As was the case in the 1960 and 1970 figures, the greatest concentration of population in 1984 was to the south of the Kwahu Plateau. The highest concentration of habitation continued to be within the Accra-Kumasi-Takoradi triangle, largely because of the economic productivity of the region. All of Ghana's mining centres, timber-producing deciduous forests, and cocoa-growing lands lie to the south of the Kwahu Plateau. The Accra-Kumasi-Takoradi triangle is linked to the coast by rail and road systems—making this area an important magnet for investment and labor.

A large part of the Volta Basin is sparsely populated. The far north is heavily populated. The population density of the Upper East Region is well above the national average. This may be explained in part by the better soil found in some areas.

Urban–rural disparities

Localities of 5,000 persons and above have been classified as urban since 1960. The 1960 urban population totalled 1,551,174 persons, or 23.1 percent of total population.

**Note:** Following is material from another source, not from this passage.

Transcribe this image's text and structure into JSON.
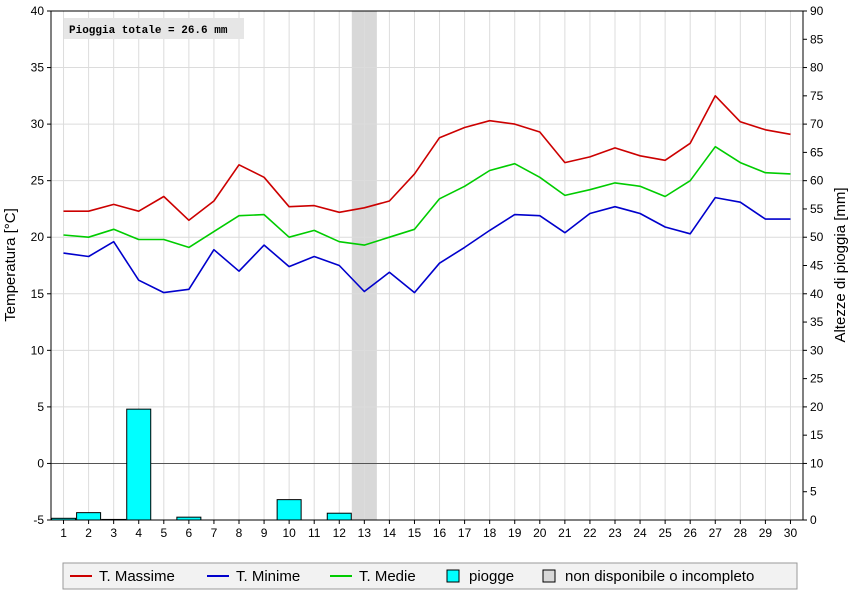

By 1970 the urban percentage had increased to 28 percent. That percentage rose to 32 in 1984 and was estimated at 33 percent for 1992.

Urban areas in Ghana have customarily been supplied with more amenities than rural locations. Consequently, Kumasi, Accra, and many settlements within the southern economic belt attracted more people than the savanna regions of the north; only Tamale in the north has been an exception. The linkage of the national electricity grid to the northern areas of the country in the late 1980s may help to stabilize the north-to-south flow of internal migration.
Ghana has a hugely rural population that is dependent on subsistence agriculture. 
Ghana has continued to be a nation of rural communities. Rural residency was estimated to be 67 percent of the population in 1992. In the 1970s, 72 percent of Ghana's population lived in rural areas. The "Rural Manifesto," which assessed the causes of rural underdevelopment, was introduced in April 1984. Development strategies were evaluated, and some were implemented to make rural residency more attractive. The Bank of Ghana established more than 120 rural banks to support rural entrepreneurs, and the rural electrification program was intensified in the late 1980s. The government presented its plans for district assemblies as a component of its strategy for rural improvement through decentralized administration.